A Carthagène, en 1923, tout le monde sait que les jours du Nouveau-Coronado sont comptés. En fait, la colonie doit être vendue aux enchères, et les représentants des acheteurs commencent d'arriver. Tout doit bien se passer, et c'est pourquoi les miliciens du vice-roi, Folarin Delmar, sont encore plus brutalement odieux que d'habitude. Ferran, lui, est dans la police, et il est chargé d'enquêter sur un meurtre particulièrement affreux survenu dans la bonne société. Apparemment, la momie d'une fée serait impliquée. Ferran est partagé : d'un côté, il ne croit plus à rien depuis longtemps. D'un autre côté, ses racines indigènes lui interdisent d'ignorer totalement la possibilité de l'existence de cette momie.
L'atmosphère de fin de règne, de déliquescence, est très bien rendue dans ce roman, et ceux et celles ayant lu les romans précédents dans le même univers le reconnaîtront, tout en mesurant les notables différences. La Lune d'or n'est plus qu'une "terre gaste", où plus rien ne pousse, et où plus rien n'a de valeur, surtout pas la vie humaine. C'est peu de dire que l'ambiance est sombre. En fait, au fur et à mesure qu'on avance dans l'histoire, l'horreur empire, ce qui est magistralement mis en scène dans la troisième partie, avec l'évolution du personnage de Vittorio.

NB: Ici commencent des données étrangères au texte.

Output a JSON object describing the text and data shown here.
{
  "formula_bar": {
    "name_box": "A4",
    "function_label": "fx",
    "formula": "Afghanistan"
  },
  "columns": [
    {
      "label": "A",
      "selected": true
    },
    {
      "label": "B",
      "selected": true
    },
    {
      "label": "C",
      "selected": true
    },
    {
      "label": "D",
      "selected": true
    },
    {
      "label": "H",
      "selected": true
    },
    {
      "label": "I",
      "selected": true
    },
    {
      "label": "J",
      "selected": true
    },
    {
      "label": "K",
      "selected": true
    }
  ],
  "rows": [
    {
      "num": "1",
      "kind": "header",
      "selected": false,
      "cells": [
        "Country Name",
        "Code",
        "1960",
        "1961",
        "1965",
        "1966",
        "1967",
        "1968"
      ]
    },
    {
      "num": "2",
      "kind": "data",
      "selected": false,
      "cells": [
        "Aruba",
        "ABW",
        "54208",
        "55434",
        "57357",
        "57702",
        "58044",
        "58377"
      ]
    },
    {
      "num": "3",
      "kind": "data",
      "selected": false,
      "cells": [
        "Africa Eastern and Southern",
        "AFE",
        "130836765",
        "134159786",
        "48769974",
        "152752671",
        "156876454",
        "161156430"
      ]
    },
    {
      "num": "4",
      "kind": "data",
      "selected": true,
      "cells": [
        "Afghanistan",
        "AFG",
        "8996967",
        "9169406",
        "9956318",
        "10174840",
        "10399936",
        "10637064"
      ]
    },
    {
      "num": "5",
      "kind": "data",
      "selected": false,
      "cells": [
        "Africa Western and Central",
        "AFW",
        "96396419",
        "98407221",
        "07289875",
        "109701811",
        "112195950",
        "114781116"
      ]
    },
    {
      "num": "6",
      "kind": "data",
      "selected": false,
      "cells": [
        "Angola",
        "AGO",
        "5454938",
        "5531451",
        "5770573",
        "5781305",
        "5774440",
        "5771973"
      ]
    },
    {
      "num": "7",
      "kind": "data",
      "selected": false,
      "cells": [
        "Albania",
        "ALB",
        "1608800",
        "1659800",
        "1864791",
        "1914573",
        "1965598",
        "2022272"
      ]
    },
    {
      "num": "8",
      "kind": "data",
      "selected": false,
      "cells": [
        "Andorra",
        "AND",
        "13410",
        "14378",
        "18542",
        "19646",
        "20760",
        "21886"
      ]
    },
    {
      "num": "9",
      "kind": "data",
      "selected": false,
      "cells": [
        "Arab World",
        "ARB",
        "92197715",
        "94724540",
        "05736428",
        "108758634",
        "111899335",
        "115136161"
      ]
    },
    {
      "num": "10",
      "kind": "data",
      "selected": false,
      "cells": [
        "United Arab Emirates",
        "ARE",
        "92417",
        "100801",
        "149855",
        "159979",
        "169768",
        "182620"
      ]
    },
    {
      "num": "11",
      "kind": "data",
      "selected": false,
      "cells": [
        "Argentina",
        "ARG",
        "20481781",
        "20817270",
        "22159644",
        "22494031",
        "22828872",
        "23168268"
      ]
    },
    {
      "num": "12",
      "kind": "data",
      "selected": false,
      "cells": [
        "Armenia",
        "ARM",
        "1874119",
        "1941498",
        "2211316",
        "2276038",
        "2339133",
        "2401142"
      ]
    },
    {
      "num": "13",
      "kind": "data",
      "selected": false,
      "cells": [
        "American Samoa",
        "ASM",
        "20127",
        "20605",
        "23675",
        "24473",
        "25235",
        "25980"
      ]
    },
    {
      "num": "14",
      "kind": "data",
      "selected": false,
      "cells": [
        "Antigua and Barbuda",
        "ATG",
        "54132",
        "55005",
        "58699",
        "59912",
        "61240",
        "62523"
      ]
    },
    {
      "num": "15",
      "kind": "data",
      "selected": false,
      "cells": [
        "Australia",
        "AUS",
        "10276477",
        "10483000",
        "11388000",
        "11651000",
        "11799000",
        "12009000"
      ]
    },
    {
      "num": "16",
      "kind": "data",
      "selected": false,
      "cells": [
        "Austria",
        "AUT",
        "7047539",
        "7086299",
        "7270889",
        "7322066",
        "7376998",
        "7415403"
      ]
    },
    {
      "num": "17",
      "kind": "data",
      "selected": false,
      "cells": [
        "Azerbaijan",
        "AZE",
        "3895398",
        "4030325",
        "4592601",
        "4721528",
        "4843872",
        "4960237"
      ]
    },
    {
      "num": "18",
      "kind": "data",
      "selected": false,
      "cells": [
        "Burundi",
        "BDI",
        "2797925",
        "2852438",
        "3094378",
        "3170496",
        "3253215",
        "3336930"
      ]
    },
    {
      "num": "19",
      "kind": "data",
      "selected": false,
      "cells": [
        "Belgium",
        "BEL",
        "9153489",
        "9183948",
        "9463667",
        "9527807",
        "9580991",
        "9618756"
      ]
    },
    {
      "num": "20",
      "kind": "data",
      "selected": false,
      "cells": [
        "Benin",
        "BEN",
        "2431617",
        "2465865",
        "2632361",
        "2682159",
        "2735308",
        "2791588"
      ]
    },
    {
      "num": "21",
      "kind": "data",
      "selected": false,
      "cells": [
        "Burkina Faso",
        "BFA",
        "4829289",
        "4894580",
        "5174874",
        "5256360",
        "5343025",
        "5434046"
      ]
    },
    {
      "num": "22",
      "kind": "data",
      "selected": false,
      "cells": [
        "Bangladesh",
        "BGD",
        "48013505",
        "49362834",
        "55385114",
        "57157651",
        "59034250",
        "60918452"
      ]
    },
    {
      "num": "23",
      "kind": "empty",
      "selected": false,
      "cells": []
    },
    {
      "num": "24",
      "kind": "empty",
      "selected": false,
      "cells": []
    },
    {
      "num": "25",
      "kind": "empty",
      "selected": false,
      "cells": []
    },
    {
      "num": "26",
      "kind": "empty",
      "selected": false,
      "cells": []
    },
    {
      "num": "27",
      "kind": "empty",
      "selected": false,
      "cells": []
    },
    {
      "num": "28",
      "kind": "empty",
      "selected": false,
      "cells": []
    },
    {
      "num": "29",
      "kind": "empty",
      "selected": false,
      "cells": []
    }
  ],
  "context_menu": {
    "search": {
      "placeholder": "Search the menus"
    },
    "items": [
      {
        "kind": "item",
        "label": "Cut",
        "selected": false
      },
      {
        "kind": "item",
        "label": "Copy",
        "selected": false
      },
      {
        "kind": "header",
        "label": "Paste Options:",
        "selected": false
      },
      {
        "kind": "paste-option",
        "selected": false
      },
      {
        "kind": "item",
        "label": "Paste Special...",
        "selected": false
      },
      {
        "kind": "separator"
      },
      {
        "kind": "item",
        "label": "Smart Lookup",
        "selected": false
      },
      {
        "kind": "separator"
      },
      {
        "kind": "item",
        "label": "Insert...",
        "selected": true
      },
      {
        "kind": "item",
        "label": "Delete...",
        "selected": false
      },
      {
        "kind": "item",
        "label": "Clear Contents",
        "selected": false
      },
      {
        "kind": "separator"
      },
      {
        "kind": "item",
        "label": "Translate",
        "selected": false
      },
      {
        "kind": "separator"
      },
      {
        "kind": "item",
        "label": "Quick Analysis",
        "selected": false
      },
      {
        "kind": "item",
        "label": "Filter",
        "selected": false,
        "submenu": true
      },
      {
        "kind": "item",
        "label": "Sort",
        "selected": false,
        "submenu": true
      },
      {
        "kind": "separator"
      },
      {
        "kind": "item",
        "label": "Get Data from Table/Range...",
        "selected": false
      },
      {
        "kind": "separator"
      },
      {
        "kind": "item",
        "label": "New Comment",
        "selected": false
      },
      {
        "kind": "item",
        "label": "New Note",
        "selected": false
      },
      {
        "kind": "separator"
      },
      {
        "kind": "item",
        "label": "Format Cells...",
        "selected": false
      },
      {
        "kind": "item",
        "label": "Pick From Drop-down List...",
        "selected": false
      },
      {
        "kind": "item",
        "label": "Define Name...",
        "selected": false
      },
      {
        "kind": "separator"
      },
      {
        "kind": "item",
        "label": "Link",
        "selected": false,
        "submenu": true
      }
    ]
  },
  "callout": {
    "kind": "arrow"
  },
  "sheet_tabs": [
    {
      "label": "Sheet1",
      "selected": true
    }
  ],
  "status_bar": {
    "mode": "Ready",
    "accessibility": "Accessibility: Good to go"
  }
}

De ce point de vue, c'est vraiment très bien réussi. Peut-être un peu trop pour moi, qui ai ressenti un sentiment d'excès d'horreur et de violence déjà dans la deuxième partie, avec les scènes de massacre pendant le carnaval à Carthagène. Par ailleurs, je ne suis pas arrivée à m'attacher aux personnages, dont les motivations me sont restées opaques, comme leurs multiples virevoltes, qui m'ont paru artificielles.
En somme, un roman puissant d'un auteur à suivre, mais peut-être à réserver à des lecteurs et lectrices au coeur mieux accroché que le mien.